The MQM paradox - George Fulton

Ammad Hafeez

Minister (2k+ posts)
MQM politicians are a remarkably down-to-earth lot.

George-New1-640x480.jpg

The writer is a freelance print and broadcast journalist [email protected]

Well done Dr Ishratul Ebad Khan! The governor of Sindh opened up his house to members of the public last week. Students, katchi abadi children and volunteering women descended upon the Governor House. Every room in the mansion was ablaze with activity.

Working in an assembly line the helpers packed over 50,000 boxes of clothes and supplies for the flood affected people. Boxes were then loaded onto coaches loaned from public universities and delivered directly to the camps by enthusiastic students.

On chand raat the governor bussed in flood affectees from Jacobabad. They were given a lavish dinner, complete with food donated by McDonalds. Little touches took it beyond a mere cynical photo-op. Bouncy castles, clowns and eidi were supplied for the children to enjoy.

Chooris and clothes were given to the adult attendees. The governor wandered around chatting with people, ensuring that people were having a good time. At one point he began talking to a volunteer. Sensing that the person was in the middle of some urgent work, he urged the person to carry on and apologised for disturbing him. How many other politicians can you imagine doing that?

In the world of VIP culture, MQM politicians are a remarkably down-to-earth lot. The likes of Dr Ishrat and Mustafa Kamal display a lack of pretension and pomposity rare in Pakistani politicians. These are people that get their hands dirty and genuinely appear to want to improve their surroundings. For progressives, their political outlook is attractive. The governors vision for Sindh reads as follows: We see Sindh in the future, a province with a fully developed civil society, a society which is culturally sophisticated, intellectually matured, tolerant in behaviour, enlightened and progressive in outlook, a society with improved social indicators, full literacy, highly qualified human resource, full employment, low poverty and having a reasonable social security system to cater for the needs of deprived sections of the population.

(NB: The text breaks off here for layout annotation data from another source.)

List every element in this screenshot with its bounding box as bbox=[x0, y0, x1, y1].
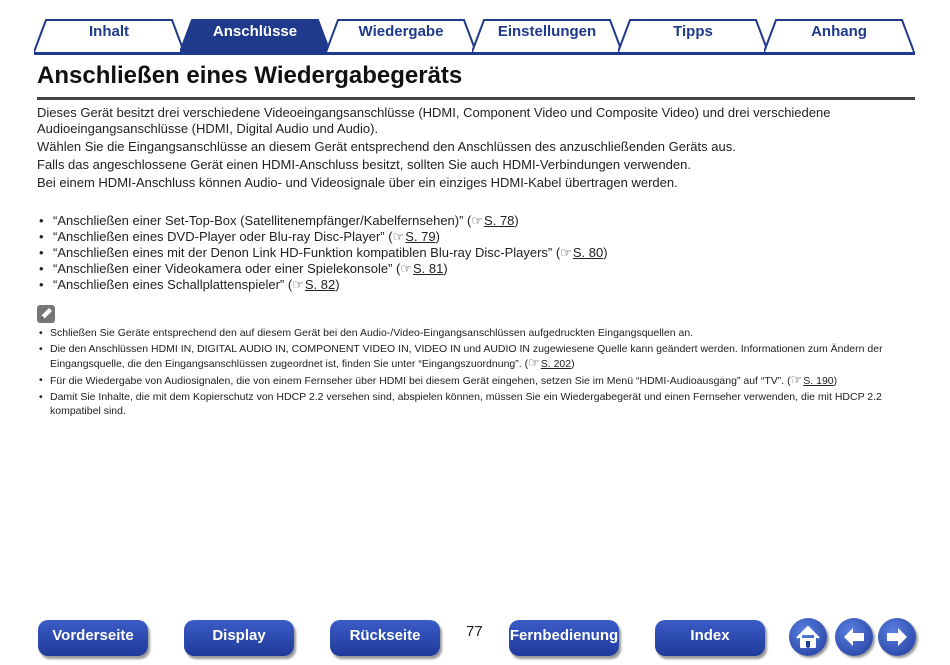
pointing-hand-icon: ☞ bbox=[400, 261, 412, 276]
intro-paragraph: Dieses Gerät besitzt drei verschiedene Videoeingangsanschlüsse (HDMI, Component Video und Composite Video) und drei verschiedene Audioeingangsanschlüsse (HDMI, Digital Audio und Audio). bbox=[37, 105, 831, 136]
button-label: Index bbox=[690, 627, 730, 644]
tab-label: Anhang bbox=[811, 23, 867, 40]
list-item: • “Anschließen eines Schallplattenspieler” (☞S. 82) bbox=[37, 277, 608, 293]
page-title: Anschließen eines Wiedergabegeräts bbox=[37, 62, 463, 89]
note-item: • Die den Anschlüssen HDMI IN, DIGITAL AUDIO IN, COMPONENT VIDEO IN, VIDEO IN und AUDIO IN zugewiesene Quelle kann geändert werden. Informationen zum Ändern der Eingangsquelle, die den Eingangsanschlüssen zugeordnet ist, finden Sie unter “Eingangszuordnung”. (☞S. 202) bbox=[37, 342, 907, 371]
pointing-hand-icon: ☞ bbox=[471, 213, 484, 228]
tab-wiedergabe[interactable] bbox=[326, 18, 476, 53]
intro-paragraph: Falls das angeschlossene Gerät einen HDMI-Anschluss besitzt, sollten Sie auch HDMI-Verbindungen verwenden. bbox=[37, 157, 691, 172]
link-text: “Anschließen eines DVD-Player oder Blu-ray Disc-Player” ( bbox=[53, 229, 393, 244]
page-reference-link[interactable]: S. 202 bbox=[540, 358, 572, 370]
page-reference-link[interactable]: S. 82 bbox=[304, 277, 336, 292]
pointing-hand-icon: ☞ bbox=[528, 355, 540, 370]
list-item: • “Anschließen eines mit der Denon Link HD-Funktion kompatiblen Blu-ray Disc-Players” (☞S. 80) bbox=[37, 245, 608, 261]
pointing-hand-icon: ☞ bbox=[392, 229, 405, 244]
title-rule bbox=[37, 97, 915, 100]
pointing-hand-icon: ☞ bbox=[790, 372, 803, 387]
rueckseite-button[interactable] bbox=[330, 620, 440, 656]
button-label: Display bbox=[212, 627, 266, 644]
fernbedienung-button[interactable] bbox=[509, 620, 619, 656]
list-item: • “Anschließen einer Set-Top-Box (Satellitenempfänger/Kabelfernsehen)” (☞S. 78) bbox=[37, 213, 608, 229]
page-reference-link[interactable]: S. 79 bbox=[405, 229, 436, 244]
tab-label: Inhalt bbox=[89, 23, 129, 40]
tab-label: Einstellungen bbox=[497, 23, 597, 40]
list-item: • “Anschließen eines DVD-Player oder Blu-ray Disc-Player” (☞S. 79) bbox=[37, 229, 608, 245]
page-reference-link[interactable]: S. 80 bbox=[572, 245, 604, 260]
page-reference-link[interactable]: S. 78 bbox=[484, 213, 515, 228]
tab-bar bbox=[0, 0, 950, 56]
list-item: • “Anschließen einer Videokamera oder einer Spielekonsole” (☞S. 81) bbox=[37, 261, 608, 277]
button-label: Vorderseite bbox=[52, 627, 134, 644]
note-text: Für die Wiedergabe von Audiosignalen, die von einem Fernseher über HDMI bei diesem Gerät eingehen, setzen Sie im Menü “HDMI-Audioausgang” auf “TV”. ( bbox=[50, 375, 791, 387]
link-text: “Anschließen einer Set-Top-Box (Satellitenempfänger/Kabelfernsehen)” ( bbox=[53, 213, 472, 228]
notes-list bbox=[37, 326, 907, 420]
note-text: Schließen Sie Geräte entsprechend den auf diesem Gerät bei den Audio-/Video-Eingangsanschlüssen aufgedruckten Eingangsquellen an. bbox=[50, 327, 694, 339]
link-text: “Anschließen eines Schallplattenspieler” ( bbox=[53, 277, 293, 292]
link-text: “Anschließen einer Videokamera oder einer Spielekonsole” ( bbox=[53, 261, 401, 276]
link-list bbox=[37, 213, 608, 293]
note-item: • Für die Wiedergabe von Audiosignalen, die von einem Fernseher über HDMI bei diesem Gerät eingehen, setzen Sie im Menü “HDMI-Audioausgang” auf “TV”. (☞S. 190) bbox=[37, 373, 907, 388]
pointing-hand-icon: ☞ bbox=[560, 245, 572, 260]
note-text: Die den Anschlüssen HDMI IN, DIGITAL AUDIO IN, COMPONENT VIDEO IN, VIDEO IN und AUDIO IN zugewiesene Quelle kann geändert werden. Informationen zum Ändern der Eingangsquelle, die den Eingangsanschlüssen zugeordnet ist, finden Sie unter “Eingangszuordnung”. ( bbox=[50, 343, 883, 370]
link-text: “Anschließen eines mit der Denon Link HD-Funktion kompatiblen Blu-ray Disc-Players” ( bbox=[53, 245, 561, 260]
page-number: 77 bbox=[466, 623, 483, 640]
index-button[interactable] bbox=[655, 620, 765, 656]
button-label: Fernbedienung bbox=[509, 627, 619, 644]
tab-einstellungen[interactable] bbox=[472, 18, 622, 53]
intro-paragraph: Bei einem HDMI-Anschluss können Audio- und Videosignale über ein einziges HDMI-Kabel übertragen werden. bbox=[37, 175, 678, 190]
note-item bbox=[37, 390, 907, 418]
intro-paragraph: Wählen Sie die Eingangsanschlüsse an diesem Gerät entsprechend den Anschlüssen des anzuschließenden Geräts aus. bbox=[37, 139, 736, 154]
note-item bbox=[37, 326, 907, 340]
tab-label: Anschlüsse bbox=[212, 23, 298, 40]
tab-label: Tipps bbox=[673, 23, 713, 40]
tab-inhalt[interactable] bbox=[34, 18, 184, 53]
home-icon[interactable] bbox=[789, 618, 827, 656]
forward-arrow-icon[interactable] bbox=[878, 618, 916, 656]
pencil-note-icon bbox=[37, 305, 55, 323]
page-reference-link[interactable]: S. 190 bbox=[803, 375, 834, 387]
display-button[interactable] bbox=[184, 620, 294, 656]
tab-anhang[interactable] bbox=[764, 18, 914, 53]
button-label: Rückseite bbox=[349, 627, 421, 644]
note-text: Damit Sie Inhalte, die mit dem Kopierschutz von HDCP 2.2 versehen sind, abspielen können, müssen Sie ein Wiedergabegerät und einen Fernseher verwenden, die mit HDCP 2.2 kompatibel sind. bbox=[50, 391, 882, 417]
tab-label: Wiedergabe bbox=[358, 23, 444, 40]
tab-tipps[interactable] bbox=[618, 18, 768, 53]
pointing-hand-icon: ☞ bbox=[292, 277, 304, 292]
back-arrow-icon[interactable] bbox=[835, 618, 873, 656]
vorderseite-button[interactable] bbox=[38, 620, 148, 656]
tab-anschluesse[interactable] bbox=[180, 18, 330, 53]
page-reference-link[interactable]: S. 81 bbox=[413, 261, 444, 276]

However, the MQM paradox is that it is a political party of the future, hampered by its past. Rapid urbanisation and a growing professional middle class in Pakistan should increase its natural voter bank in the years ahead. Whether it will, remains to be seen. It is a party of the professionals, with more doctors, lawyers, and accountants in their ranks than any other political party. Avowedly secular, staunchly anti-feudal, the MQM presents a future that many in Pakistan tired of sectarian violence and the old duopoly of the PML and the PPP should be able to identify with. But many still dont. They should be a national party, but cant escape the confines of their Karachi stronghold
Thats were the past catches up. Despite recent recruitment drives in Punjab, the MQM has failed to shake off its ethnic origins. Re-b*****ng the party from Muhajir to Muttahida failed to rid the perception that it is anything but a party for Urdu speakers. The partys reputation for being involved in violence has also hindered its acceptance into the mainstream.

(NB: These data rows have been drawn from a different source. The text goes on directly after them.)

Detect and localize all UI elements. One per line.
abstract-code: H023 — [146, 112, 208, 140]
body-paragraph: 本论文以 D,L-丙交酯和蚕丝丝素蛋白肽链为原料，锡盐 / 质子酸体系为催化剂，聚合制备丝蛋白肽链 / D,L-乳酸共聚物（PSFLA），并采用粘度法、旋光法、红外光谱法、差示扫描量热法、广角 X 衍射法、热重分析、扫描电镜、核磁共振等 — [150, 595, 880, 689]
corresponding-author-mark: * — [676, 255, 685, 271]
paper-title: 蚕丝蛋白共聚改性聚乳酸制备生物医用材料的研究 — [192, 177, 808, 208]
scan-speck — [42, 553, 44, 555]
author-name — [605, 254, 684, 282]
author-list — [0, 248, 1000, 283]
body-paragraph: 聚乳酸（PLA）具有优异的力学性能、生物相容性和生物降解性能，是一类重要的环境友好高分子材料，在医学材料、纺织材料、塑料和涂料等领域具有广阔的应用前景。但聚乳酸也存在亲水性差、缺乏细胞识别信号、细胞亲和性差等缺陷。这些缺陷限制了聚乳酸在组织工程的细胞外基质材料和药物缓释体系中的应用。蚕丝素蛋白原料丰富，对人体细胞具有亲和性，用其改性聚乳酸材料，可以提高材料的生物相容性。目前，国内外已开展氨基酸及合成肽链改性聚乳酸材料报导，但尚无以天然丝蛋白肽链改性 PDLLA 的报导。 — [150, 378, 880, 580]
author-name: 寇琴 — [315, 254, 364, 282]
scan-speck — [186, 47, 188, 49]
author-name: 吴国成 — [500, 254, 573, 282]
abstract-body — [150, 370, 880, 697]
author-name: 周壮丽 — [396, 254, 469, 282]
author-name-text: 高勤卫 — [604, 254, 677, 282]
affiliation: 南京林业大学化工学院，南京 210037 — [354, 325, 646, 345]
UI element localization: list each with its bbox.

Then there is Altaf Hussain. Mr Hussain remains in London. Nor does he look to be returning anytime soon (unlike another London exile). Can a leader in permanent exile really ever hope to attract broad national support? If Mr Hussain plans to remain in London, he should allow a strong leader to emerge in Pakistan that complements his vision of the party.

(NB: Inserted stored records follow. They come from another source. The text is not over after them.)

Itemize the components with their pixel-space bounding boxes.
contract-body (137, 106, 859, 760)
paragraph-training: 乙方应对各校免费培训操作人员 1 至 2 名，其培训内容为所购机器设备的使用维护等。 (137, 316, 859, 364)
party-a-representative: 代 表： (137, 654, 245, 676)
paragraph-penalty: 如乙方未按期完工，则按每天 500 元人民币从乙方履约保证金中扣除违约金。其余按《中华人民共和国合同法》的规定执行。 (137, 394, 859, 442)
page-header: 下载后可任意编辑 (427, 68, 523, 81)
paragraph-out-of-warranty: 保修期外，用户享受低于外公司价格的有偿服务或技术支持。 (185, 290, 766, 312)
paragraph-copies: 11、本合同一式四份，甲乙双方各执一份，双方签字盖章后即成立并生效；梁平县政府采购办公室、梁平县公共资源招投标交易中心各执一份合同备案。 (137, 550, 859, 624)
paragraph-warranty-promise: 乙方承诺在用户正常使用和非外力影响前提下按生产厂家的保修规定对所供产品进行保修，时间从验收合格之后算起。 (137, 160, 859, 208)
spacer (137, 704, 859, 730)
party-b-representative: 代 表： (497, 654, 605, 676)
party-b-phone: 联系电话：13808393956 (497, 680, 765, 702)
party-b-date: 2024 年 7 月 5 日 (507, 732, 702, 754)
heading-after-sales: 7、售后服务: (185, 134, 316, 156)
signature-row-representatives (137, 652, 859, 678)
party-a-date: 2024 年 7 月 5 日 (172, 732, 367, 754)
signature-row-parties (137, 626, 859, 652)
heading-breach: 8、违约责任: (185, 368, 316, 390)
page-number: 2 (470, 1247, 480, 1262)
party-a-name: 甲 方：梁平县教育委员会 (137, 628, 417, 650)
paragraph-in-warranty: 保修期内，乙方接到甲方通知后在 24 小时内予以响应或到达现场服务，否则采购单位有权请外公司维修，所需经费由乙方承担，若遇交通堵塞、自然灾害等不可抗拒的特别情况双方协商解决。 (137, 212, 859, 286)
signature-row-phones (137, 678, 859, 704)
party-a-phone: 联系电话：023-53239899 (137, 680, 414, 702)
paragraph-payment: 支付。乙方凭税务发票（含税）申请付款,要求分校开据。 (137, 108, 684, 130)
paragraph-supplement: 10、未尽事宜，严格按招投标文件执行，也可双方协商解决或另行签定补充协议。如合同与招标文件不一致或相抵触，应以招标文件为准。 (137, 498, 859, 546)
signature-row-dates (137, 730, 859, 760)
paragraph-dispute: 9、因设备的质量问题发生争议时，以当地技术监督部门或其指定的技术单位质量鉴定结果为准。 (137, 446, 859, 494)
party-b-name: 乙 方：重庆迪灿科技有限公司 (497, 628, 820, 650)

If the MQM is serious about becoming a national political party, these structural issues will need to be addressed. They will also need to acknowledge the negative perception that still lingers in many potential voters minds. It needs to go further in convincing non-loyalists that the MQM has changed; that the party is no longer the ethnic party of old, but a progressive, modern party that can bring about real fundamental reforms to Pakistan. If it can do that, then electoral success, outside of Karachi, may follow. Who knows, maybe one day well see the doors of Prime Ministers House opened to the public as well?

SOURCE
 

Pragmatic

Politcal Worker (100+ posts)
I would little disagree with Mr. George's "MQM Past Baggage" point of paradox.I would say this "Past Baggage" isn't just the story of past because the recent politically motivated target killing sprees in the city are the same side of the same coin.So this is an ongoing process taking different courses from time to time for the same objectives.As along as the same central message is being reverberated from MQM's ghetto all the good stuff will be over shadowed. Organizational behaviour research tells us that organizational culture needs radical changes in its building blocks to send a new message across. Changing party name, media spinning and Mustafa Kamal's work haven't left any significant impressions to popularise its ideology.

We always read Mr Altaf's condolences and congratulation statements for civil society people like writers,poets ,players and so on.But one can smell the racial biases behind it.One recent example is the absence of (+ive) gestures on AisalmulHaq's victory.